The authors of the Leap Manifesto agree. They argue that Canada’s carbon emissions can be reduced to zero by 2050.

How is this to be done? So far, Canada’s political leaders haven’t said. But the manifesto’s authors have some ideas. They take the perfectly logical position that if Canada is to do its bit, the country must stop spending billions on infrastructure designed to accommodate fossil fuel production.

In practical terms, that means no more oil and gas pipelines.

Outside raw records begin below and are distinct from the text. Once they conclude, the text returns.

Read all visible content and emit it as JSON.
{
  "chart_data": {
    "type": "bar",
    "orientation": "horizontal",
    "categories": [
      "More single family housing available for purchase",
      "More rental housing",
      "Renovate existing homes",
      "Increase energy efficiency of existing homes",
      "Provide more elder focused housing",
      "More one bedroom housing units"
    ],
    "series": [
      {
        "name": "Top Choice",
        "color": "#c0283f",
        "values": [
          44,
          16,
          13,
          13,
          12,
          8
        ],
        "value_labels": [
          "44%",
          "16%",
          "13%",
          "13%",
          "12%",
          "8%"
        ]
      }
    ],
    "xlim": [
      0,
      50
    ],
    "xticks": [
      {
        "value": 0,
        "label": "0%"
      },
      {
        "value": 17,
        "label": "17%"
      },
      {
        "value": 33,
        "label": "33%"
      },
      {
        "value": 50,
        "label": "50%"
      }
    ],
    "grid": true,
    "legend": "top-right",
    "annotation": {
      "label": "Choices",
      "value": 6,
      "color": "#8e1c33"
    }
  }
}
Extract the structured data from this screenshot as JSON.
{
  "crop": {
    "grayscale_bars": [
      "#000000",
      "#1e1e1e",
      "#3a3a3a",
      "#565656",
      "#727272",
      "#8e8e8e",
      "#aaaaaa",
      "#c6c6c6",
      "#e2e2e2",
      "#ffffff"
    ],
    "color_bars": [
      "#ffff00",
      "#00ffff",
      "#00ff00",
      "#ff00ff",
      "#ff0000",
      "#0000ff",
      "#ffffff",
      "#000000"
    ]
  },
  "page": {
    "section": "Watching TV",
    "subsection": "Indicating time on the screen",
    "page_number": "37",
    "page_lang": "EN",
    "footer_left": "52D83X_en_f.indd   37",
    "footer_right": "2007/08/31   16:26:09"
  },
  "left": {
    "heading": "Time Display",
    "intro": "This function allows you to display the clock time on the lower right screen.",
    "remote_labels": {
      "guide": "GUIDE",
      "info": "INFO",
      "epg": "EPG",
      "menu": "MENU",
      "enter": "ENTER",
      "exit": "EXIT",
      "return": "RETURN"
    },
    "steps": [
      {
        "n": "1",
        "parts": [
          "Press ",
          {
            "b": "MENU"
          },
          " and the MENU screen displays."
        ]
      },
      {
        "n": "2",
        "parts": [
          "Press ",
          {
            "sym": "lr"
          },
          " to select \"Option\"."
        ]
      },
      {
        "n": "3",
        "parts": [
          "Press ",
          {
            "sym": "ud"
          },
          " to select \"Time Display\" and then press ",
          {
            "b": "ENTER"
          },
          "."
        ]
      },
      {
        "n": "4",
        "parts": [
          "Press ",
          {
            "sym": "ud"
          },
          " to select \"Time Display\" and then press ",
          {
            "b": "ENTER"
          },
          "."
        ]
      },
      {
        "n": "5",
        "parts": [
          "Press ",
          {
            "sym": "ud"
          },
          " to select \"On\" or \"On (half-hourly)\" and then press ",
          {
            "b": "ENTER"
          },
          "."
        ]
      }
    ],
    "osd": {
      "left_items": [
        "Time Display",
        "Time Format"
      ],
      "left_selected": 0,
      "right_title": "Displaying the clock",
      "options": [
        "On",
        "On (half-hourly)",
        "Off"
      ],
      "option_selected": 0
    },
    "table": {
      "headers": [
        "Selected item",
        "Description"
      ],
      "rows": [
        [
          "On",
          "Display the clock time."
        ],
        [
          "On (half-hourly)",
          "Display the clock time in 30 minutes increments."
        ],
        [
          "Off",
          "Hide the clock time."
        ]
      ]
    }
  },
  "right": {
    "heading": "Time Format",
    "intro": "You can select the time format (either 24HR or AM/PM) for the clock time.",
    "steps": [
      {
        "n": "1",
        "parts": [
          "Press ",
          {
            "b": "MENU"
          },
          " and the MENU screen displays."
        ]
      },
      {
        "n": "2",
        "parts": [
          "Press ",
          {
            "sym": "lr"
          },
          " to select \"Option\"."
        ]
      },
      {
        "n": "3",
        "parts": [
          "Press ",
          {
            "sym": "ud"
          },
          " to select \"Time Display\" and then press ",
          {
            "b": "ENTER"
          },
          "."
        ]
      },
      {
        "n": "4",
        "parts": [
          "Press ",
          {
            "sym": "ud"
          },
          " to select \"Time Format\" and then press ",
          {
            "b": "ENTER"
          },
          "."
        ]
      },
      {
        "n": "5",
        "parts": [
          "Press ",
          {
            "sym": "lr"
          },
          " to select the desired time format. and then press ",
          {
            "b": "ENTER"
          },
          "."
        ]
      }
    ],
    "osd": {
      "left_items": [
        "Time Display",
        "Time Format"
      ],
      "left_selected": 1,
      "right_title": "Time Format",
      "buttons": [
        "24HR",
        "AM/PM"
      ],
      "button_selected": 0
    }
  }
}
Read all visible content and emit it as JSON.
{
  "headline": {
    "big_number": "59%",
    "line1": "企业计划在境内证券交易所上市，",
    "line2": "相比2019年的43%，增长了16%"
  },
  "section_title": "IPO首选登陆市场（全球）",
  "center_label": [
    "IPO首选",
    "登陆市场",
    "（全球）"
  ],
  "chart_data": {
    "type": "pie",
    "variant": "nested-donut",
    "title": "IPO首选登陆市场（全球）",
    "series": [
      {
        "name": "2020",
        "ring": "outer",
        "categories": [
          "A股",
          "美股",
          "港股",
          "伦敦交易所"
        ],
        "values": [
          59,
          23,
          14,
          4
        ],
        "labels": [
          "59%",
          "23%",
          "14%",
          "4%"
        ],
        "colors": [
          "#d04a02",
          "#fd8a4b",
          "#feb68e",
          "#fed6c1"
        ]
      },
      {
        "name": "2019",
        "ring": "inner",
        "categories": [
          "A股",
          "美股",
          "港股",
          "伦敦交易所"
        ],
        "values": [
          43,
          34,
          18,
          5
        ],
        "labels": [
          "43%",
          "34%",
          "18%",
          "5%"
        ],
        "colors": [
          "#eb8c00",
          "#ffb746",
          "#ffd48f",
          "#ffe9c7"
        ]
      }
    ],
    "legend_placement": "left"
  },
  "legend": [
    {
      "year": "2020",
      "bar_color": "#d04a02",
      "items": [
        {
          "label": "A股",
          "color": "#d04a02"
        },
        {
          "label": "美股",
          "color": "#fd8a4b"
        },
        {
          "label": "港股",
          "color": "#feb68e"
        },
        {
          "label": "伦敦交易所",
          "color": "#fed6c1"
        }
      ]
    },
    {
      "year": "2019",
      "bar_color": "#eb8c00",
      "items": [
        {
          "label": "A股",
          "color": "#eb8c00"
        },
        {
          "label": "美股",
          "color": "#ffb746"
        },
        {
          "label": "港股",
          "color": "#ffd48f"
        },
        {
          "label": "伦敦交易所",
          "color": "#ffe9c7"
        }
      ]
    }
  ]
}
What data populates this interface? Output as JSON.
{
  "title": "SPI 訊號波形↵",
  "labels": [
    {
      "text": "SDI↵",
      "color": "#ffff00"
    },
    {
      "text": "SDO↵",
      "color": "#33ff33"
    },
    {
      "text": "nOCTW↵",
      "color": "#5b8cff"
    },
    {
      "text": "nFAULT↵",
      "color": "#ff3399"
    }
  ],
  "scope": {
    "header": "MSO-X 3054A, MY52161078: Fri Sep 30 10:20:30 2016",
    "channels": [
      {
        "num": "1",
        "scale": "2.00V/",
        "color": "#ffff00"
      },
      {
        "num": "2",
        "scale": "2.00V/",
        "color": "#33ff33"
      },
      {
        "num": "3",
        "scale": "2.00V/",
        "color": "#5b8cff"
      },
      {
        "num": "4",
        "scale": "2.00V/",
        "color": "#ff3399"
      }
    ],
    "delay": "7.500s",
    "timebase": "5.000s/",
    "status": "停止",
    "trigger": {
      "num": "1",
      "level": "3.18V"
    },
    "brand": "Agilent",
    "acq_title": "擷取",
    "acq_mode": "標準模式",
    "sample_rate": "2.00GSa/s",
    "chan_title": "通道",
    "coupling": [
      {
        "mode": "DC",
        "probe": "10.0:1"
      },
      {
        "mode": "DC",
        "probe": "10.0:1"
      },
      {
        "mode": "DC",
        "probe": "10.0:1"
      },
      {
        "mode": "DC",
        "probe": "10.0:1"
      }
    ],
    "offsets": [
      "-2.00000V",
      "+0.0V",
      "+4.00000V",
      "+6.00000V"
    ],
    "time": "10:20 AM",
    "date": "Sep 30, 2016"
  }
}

Is that radical? In Alberta, it certainly is. But other parts of the country are more amenable to anti-pipeline arguments.

Both the federal Liberal government and the federal NDP have been dodgy on whether they support an east-west oil pipeline — largely because such projects are unpopular in Ontario and Quebec.

Like Ottawa and virtually every provincial government, the manifesto calls for investment in clean energy projects. As Ontario has found with its windmill policy, this isn’t always a politically painless process. But except for the manifesto’s suggestion that, (as in Germany and Denmark) such projects be community-controlled, it is hardly novel.

In fact, the Trudeau Liberals have already promised to undertake many of the manifesto’s recommendations. They have said they will implement the United Nations Declaration on the Rights of Indigenous Peoples; they have pledged to invest in public transit and green infrastructure.

Like the federal NDP, the manifesto calls for a national child-care program. Like the federal NDP (sometimes) and both U.S. Democratic presidential candidates, the manifesto opposes trade deals that limit government’s ability to regulate in the public interest.

Like former Liberal prime minister Paul Martin, the authors favour imposing a financial transaction tax to help pay for all of this.

They also call for a carbon tax (like that levied by British Columbia’s right-of-centre government), higher taxes on the wealthy (like those imposed by the Trudeau Liberals) and higher corporate taxes (as suggested by the federal NDP).

Workers displaced by the move away from the carbon economy would be retrained.

In short, much of the Leap manifesto is not particularly new. What the authors have done is stitch together, largely from current practice, a sketchy but relatively coherent plan for immediate action against climate change.

If the NDP chooses not to embrace some form of this plan, the Trudeau Liberals probably will.